Air pollution is a well-known risk factor for various diseases, and perhaps also for COVID-19.
Air pollution is one of the most critical environmental health risk factors worldwide, and a contributory factor to cardiovascular disease, impaired pulmonary development and function, COPD, and increased incidence and exacerbation of asthma (1). Fine particulate matter appears to cause most damage to health, but gases and larger road dust particles also contribute.
Air pollution probably also increases the risk of acute infections of the upper and lower respiratory tract (2, 3).
Increased risk of COVID-19
Several studies have reported an association between concentrations of particulate pollutants and COVID-19 incidence and mortality rates (4–7).
However, one should be cautious in interpreting such associations. The results of a recently published study indicate that the relationships may be due to confounders (8).
A number of viruses and bacteria from aerosols and dust particles have been identified by means of DNA and RNA sequencing, including SARS-CoV-2 RNA that has recently been found on particulate matter (9). Because of dilution effects, however, it is improbable that particulates in outdoor air would constitute a real means of transmission.
Increased susceptibility to SARS-CoV-2
Chronic exposure to particulate pollutants and elevated levels of nitrogen dioxide (NO2) are associated with hypertension, cardiovascular disease, chronic pulmonary disease and diabetes, all of which are well-known risk factors for severe disease in COVID-19 (10).
SARS-CoV-2 uses the cellular receptor ACE2 (angiotensin-converting enzyme 2) for viral entry into cells. ACE2 is present on type II pneumocytes in pulmonary alveoli, but also in myocardium, kidneys and vascular endothelial cells (11). Exposure to cigarette smoke has been shown to upregulate the ACE2 receptor. Similarly, it has been shown that inhalation of particulate pollutants increases ACE2 receptor levels in rats and in human epithelial cells in vitro (12). Increased expression of the ACE2 receptor is believed to be a risk factor for severe clinical course in COVID-19 (11).

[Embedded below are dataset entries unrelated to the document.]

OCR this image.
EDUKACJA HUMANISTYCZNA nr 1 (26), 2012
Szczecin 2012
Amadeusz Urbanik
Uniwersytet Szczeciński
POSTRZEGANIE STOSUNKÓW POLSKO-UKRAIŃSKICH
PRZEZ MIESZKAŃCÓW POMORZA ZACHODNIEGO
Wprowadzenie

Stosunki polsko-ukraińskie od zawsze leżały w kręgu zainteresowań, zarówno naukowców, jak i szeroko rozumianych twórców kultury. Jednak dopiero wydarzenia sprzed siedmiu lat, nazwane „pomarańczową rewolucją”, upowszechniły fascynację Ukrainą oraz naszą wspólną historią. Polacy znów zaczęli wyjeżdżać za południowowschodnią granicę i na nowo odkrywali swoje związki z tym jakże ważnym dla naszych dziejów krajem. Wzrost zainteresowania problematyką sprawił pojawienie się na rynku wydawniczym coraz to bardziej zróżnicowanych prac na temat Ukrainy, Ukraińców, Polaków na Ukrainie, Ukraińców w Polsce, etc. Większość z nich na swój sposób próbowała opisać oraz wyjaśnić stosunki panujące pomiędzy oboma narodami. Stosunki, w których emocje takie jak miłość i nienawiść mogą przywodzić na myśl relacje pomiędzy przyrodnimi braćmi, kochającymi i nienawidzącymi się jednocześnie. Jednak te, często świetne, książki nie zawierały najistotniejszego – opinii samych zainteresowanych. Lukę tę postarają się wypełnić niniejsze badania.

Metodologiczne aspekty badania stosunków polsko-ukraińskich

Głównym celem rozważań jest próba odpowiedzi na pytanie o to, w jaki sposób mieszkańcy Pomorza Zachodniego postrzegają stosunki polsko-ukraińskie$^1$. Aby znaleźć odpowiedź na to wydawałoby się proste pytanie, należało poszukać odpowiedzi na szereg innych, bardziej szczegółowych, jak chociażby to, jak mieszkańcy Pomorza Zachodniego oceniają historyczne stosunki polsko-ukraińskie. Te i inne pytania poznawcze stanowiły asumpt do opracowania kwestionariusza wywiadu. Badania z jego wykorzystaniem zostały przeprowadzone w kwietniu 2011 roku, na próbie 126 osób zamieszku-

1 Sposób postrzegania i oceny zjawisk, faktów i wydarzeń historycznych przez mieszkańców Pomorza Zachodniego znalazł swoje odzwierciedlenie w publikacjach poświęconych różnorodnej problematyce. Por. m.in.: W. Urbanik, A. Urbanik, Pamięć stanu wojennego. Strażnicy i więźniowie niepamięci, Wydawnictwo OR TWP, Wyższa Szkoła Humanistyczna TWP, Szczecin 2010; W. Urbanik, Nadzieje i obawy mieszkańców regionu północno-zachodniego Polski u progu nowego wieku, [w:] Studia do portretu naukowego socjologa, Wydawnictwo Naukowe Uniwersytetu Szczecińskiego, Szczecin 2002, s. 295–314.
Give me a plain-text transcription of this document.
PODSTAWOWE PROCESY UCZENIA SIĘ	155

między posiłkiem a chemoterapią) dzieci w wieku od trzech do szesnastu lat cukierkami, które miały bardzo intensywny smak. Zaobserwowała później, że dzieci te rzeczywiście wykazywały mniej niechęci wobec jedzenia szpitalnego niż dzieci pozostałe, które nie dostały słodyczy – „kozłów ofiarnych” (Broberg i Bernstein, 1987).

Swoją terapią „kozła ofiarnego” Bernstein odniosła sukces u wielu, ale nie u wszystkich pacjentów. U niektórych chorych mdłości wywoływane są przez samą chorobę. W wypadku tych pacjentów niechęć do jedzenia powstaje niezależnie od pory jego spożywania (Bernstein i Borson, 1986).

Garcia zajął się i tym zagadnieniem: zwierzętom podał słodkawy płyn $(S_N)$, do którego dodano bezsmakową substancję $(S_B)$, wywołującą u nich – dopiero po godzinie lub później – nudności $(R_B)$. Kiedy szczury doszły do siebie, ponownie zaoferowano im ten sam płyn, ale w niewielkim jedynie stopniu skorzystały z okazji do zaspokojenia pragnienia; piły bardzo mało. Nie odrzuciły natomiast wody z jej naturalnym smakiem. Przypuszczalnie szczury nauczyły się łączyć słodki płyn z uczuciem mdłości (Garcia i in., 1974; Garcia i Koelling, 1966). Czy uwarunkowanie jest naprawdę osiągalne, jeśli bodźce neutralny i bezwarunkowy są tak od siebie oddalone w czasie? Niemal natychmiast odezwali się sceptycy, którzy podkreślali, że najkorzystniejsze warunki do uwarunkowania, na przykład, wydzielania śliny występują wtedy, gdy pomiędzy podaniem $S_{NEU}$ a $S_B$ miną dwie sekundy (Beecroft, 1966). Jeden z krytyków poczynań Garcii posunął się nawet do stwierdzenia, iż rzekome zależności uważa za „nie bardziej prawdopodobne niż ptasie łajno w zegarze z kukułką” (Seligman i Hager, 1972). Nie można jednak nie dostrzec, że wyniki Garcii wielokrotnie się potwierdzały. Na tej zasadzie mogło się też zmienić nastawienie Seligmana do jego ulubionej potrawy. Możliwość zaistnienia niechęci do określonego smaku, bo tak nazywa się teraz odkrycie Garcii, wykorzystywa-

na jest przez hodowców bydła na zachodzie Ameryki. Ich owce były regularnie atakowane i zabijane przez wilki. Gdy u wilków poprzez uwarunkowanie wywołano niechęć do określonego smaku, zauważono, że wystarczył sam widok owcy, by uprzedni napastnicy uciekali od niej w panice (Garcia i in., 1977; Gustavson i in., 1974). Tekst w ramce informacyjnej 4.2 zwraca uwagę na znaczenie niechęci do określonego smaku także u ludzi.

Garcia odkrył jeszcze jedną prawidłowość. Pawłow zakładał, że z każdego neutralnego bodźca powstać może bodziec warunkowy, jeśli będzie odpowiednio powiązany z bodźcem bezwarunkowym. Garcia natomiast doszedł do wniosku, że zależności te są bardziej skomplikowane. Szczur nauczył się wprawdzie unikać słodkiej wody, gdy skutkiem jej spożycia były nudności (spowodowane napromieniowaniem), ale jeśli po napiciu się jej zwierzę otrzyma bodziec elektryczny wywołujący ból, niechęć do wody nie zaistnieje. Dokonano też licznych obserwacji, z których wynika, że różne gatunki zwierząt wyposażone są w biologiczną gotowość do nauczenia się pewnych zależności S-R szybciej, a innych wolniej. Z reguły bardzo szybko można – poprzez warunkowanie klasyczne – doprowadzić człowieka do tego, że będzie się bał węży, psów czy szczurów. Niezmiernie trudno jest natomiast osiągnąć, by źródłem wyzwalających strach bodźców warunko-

Several studies have reported an association between concentrations of particulate pollutants and COVID-19 incidence and mortality rates
Air pollution may also increase susceptibility to respiratory diseases via other mechanisms. It has been shown that air pollution promotes proinflammatory responses, reduces the functionality of pulmonary epithelial barriers, reduces mucociliary transport and leads to immune deficiencies, including a reduced ability to recognise and eliminate pathogens (2). Air pollution may lead to a more pro-allergic Th2 response (type 2 T-helper cell) and delayed tissue restitution. Imbalance in the Th2 versus Th1 response is assumed to be an immunological factor that coincides with a more severe clinical course in SARS, MERS and COVID-19 (2, 3, 13). Hypercoagulability is central in the pathogenesis and clinical presentation of COVID-19, and there are indications that chronic exposure to air pollution may lead to a procoagulant state (14).
In summary, it appears that air pollution may be a contributory factor to increased incidence and risk of COVID-19 in the most polluted cities.